Week 149_Model! Pleasure! Artist! Alive!

Angela Missoni is proud to present:

Model! Pleasure! Artist! Alive!

a solo exhibition by Cheryl Donegan

curated by Francesco Urbano Ragazzi 

Opening ceremony: October 24th at 6:30pm
MISSONI Boutique, 1009 Madison Avenue
NEW YORK. From October 25th, 2018 to January 31st, 2019

 
 

Angela Missoni presents Model! Pleasure! Artist! Alive!, a personal exhibition of Cheryl Donegan, curated by Francesco Urbano Ragazzi. Organized in collaboration with Apalazzo Gallery, the exhibition will open on October 25th as part of the Surface Conversion project, the artistic platform that makes use of the spaces and floor areas of the Missoni boutique on Madison Avenue in New York.

 

Model! Pleasure! Artist! Alive!, Cheryl Donegan’s exhibition curated by Francesco Urbano Ragazzi for Missoni in New York, builds upon a cycle of events that started with Jonas Mekas' personal exhibition last year and were dedicated to the dynamism of New York's arts scene as seen from the perspective of different generations. The shop areas burst with this vitality creating new forms of dialogue between arts, fashion and reality.

 
 

These intersections serve as a foundation for the work of Cheryl Donegan, who is a pioneer of the post-digital aesthetics and has been releasing lo-fi images for more than twenty years, causing short-circuits between performing arts, videomaking and painting. Immediately adopted into the canon of the feminist art movement with videos such as Gag, Kiss My Royal Irish Ass and Head — shown at the Venice Biennale in 1993 — the artist uses a number of do-it-yourself, analog and non-analog techniques to turn objects and symbols of the metropolitan life into abstract art. Her works have been exhibited at major international stages such as the Whitney Biennial, MoMA, New Museum, Tang Museum of Art, and Biennale d'Art Contemporain de Lyon.

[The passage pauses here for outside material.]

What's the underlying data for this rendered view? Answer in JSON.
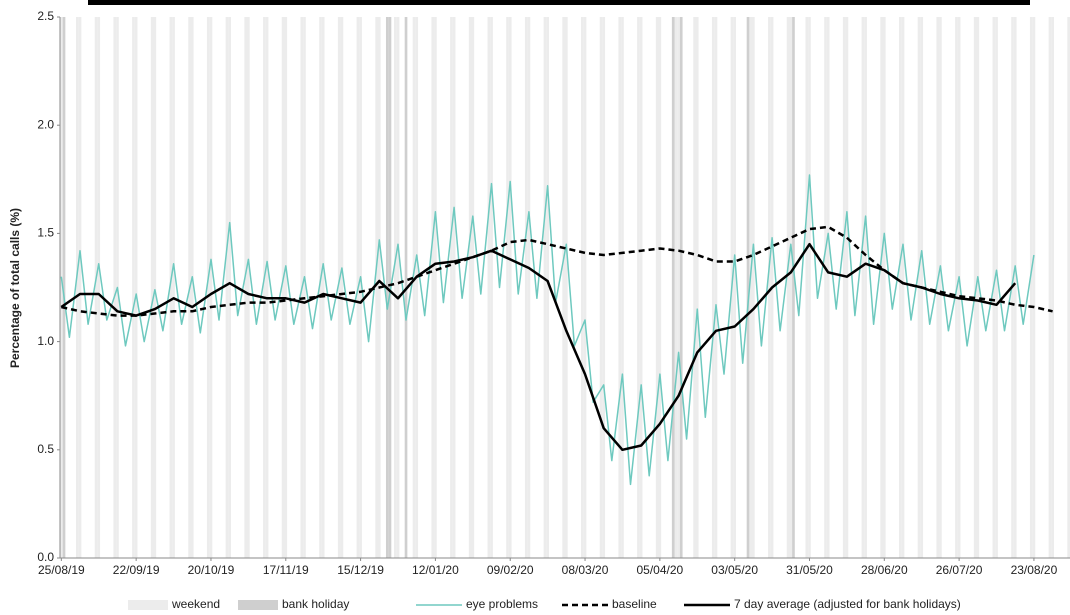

For Missoni, Cheryl Donegan absorbs the colors, forms and patterns of minor urban landscapes and reconstructs them into an irresistible psychedelia made of acid tones. Air conditioner grids ruthlessly painted with graffiti, beauty shop windows in Harlem, vandalized cars, and the shattered glass of old PC monitors together with toy computer graphics, all become personal visual obsessions that will eventually be transformed into charming abstract paintings. This is the process that is taking place in the boutique on fifteen lightboxes, marked by real and virtual signs that become blurred in the already fluid horizon of our lives.

 
 

The same mixture of production strategies stands at the origin of the monumental installation on the shop windows overlooking the Madison Avenue. Six long fabric rolls of the Banners series (2015 - ongoing) have been unreeled from the ceiling to the floor, revealing fragmented lines and zones of color. Through an update of the surrealistic techniques used in automatic painting, the huge ribbons are produced by the artist by forcing the parameters of an online press service. The geometries printed on the fabrics are created through the scanning of market tracksuits or variations of the gingham, the checkered fabric that is typically used on tablecloths, garments and other haberdashery products. Is this a democratic dream of modernist, grid-based paintings or the unstoppable compulsiveness of hypertrophic machines?

 
 

In a separate area of the showroom, three videos play in heavy rotation on three monitors. Made in a music video style, I Still Want to Drown (2010) plays along with a song by Dionne Warwick. Donegan mimics Nicole Kidman in the first scene of Eyes Wide Shut, she steals a frame from Jeanne Dielman, Chantal Akerman's masterpiece movie, and volunteers herself to work as a model for a teleshopping ad, creating a game of feminine identification that is not necessarily meant to be autobiographical. Flushing (2004) explores the shopping mall in Queens with the same name: among patterns, glares, and small talks, a view on what the architect Rem Koolhaas would call junkspace. In Blood Sugar (2012) the models walk the catwalk in a neverending circle at the sound of a hypnotic tune that continuously freezes.

 
 

«In the works by Cheryl Donegan, images and shapes of little value are re-used in new compositions with an extremely high emotional capital», the curatorial duo Francesco Urbano Ragazzi said, adding that «Cheryl has been one of the first artists who realized that an ecology of images is needed at least as much as an ecology of things in the 21st century».

 

On the occasion of the exhibition's opening ceremony, the catalogue GRLZ + VEILS. Cheryl Donegan, co-produced by Aspen Art Museum, Contemporary Art Museum Houston and Kunsthalle Zürich, will be presented for the first time.